Maintenant quelle est la valeur de la propriété dans cette possession ? A-t-on de la peine à y trouver 100,000 francs d’un domaine donnant 25,000 fr. de produit, et faut-il, pour en obtenir 250,000 fr., laisser à l’adjudicataire des termes indéfinis de paiement ? L’état actuel des transactions foncières à la Réunion s’écarte tellement d’une pareille situation, que nous éprouvons de l’embarras à nous en faire un argument. Depuis ces deux dernières années, rien n’est plus fréquent que des ventes de domaines dans les prix de 600,000 fr. à 1 million, prix dont la moitié se paie généralement au comptant. Cette surélévation, véritablement fiévreuse, ne repose sur aucune donnée déterminée. Tandis qu’aux Antilles se répand de plus en plus la pratique si raisonnable de dégager la valeur de la propriété d’une moyenne capitalisée des revenus[20], dans notre colonie de l’Océan-Indien le prix du sol ne se règle que sur l’idée que l’on a de ses ressources et sur la confiance qu’inspire l’avenir de la métropole. Sans doute c’est aller trop loin, et là se rencontre un caractère aléatoire qui a pu jusqu’à un certain point donner naissance à l’opinion que nous discutons ; mais comment expliquer cette surexcitation, si ce n’est par les forces puisées dans l’immigration et par la confiance de l’acquéreur, certain qu’il existe autour de lui une population de travailleurs assez considérable pour que le personnel de son exploitation soit toujours suffisamment recruté ? Que la même perspective soit assurée à l’acquéreur des Antilles, et l’on y verra naître une situation analogue, mais plus régulière et plus tempérée en ce qu’elle aura mis plus de temps à se développer. Une dernière circonstance très caractéristique à invoquer à l’appui de ces observations, c’est qu’en lisant les feuilles commerciales de cette colonie si prospère de la Réunion, on voit qu’elle est presque toujours à l’état de crise, ou du moins de pénurie monétaire. Que prouve cette apparente anomalie ? Elle achève la démonstration commencée : elle prouve que la plus ou moins grande abondance des capitaux accumulés sur place, de l’épargne en un mot, n’est à peu près pour rien dans la constitution et la valeur de la propriété coloniale, que les capitaux ne se localisent plus, et qu’ils savent « aller chercher dans l’univers le placement qui leur offre profit et sécurité. »

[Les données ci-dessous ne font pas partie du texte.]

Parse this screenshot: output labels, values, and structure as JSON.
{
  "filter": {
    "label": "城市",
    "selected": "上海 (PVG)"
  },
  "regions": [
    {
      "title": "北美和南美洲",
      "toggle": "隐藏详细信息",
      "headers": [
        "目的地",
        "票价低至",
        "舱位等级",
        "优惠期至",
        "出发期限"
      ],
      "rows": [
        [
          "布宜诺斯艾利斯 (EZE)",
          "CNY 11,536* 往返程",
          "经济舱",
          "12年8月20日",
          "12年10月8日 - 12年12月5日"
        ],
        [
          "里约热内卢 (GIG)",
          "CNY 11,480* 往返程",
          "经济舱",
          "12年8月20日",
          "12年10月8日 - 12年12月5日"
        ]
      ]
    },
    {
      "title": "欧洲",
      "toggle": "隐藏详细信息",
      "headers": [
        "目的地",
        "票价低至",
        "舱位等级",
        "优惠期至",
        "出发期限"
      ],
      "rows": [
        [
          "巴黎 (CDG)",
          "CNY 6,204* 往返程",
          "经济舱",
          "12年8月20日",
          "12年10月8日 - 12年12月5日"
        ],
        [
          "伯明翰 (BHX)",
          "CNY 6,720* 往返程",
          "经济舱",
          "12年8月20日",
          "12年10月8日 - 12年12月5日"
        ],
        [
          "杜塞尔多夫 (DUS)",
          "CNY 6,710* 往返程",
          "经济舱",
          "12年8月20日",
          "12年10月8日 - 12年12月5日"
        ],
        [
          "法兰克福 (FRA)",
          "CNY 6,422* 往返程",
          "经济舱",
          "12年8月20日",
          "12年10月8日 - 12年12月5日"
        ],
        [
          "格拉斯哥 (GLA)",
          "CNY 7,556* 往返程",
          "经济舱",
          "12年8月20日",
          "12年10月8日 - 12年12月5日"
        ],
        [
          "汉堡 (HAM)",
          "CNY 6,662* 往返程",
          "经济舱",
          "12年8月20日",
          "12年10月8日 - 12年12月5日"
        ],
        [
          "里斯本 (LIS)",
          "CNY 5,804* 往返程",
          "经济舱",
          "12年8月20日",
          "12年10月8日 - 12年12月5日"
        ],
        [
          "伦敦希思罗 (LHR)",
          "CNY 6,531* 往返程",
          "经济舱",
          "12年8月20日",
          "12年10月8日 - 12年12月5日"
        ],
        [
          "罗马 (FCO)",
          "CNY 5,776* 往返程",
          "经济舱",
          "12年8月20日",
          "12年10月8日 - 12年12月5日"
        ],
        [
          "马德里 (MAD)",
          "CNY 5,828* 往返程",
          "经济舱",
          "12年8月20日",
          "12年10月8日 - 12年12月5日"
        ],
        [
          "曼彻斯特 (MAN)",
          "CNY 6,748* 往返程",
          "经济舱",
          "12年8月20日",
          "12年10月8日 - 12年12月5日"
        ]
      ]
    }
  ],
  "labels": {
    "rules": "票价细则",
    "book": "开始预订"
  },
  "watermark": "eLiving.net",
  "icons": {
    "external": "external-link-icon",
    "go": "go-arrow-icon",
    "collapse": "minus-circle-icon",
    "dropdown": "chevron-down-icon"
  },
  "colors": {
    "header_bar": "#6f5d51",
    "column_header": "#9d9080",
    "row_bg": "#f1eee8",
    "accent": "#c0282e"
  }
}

Cette sécurité existe-t-elle aujourd’hui aux colonies ? Et n’y a-t-il pas comme une témérité de patriotisme créole dans ce souvenir de Saint-Domingue évoqué par le gouverneur de la Réunion ?… Saint-Domingue, ce nom épouvante encore bien des esprits éclairés. L’étude des révolutions d’où est sortie la république d’Haïti ne permet pas cependant d’établir aucune analogie entre le passé de Saint-Domingue et notre situation coloniale actuelle[21]. Militairement, il suffit d’un régiment pour tenir en respect nos îles à circonscription restreinte. Moralement, la France s’est pour jamais soustraite aux chances des bouleversemens coloniaux en proclamant solennellement l’abolition de l’esclavage, et en sanctionnant cette mesure par le paiement d’une indemnité aux planteurs dépossédés. S’il est vrai, comme l’a écrit Jefferson, que l’esclavage soit une chaîne rivée par un bout au cou de l’esclave, et par l’autre au bras du maître, on peut dire que ce grand acte a presque autant affranchi le colon de race européenne que son serf africain. Et certes, même aux Antilles, où la position du planteur est encore si réduite, on n’en trouverait peut-être pas un qui voulût quitter sa médiocrité actuelle pour retrouver son ancienne fortune sous la pointe de cette épée de l’abolition qu’il sentait toujours suspendue sur sa tête. C’est là précisément ce qui fait qu’aujourd’hui il y a autant de sécurité pour les personnes et les propriétés aux colonies françaises qu’en France. — Sans doute, la classe ouvrière n’est pas dans ce pays à l’abri de toutes mauvaises passions, de toute suggestion coupable, et c’est une rude tâche pour le colon que de se tirer d’affaire avec ses travailleurs africains ou indiens ; mais faut-il donc passer les mers pour trouver de pareils dangers, de pareils embarras, et sous ce rapport la propriété coloniale ne peut-elle dire à sa sœur de la métropole, comme le vieillard de Y Antiquaire au riche seigneur écossais, dans la belle scène de la marée montante : « Aujourd’hui nos fortunes sont égales ?… »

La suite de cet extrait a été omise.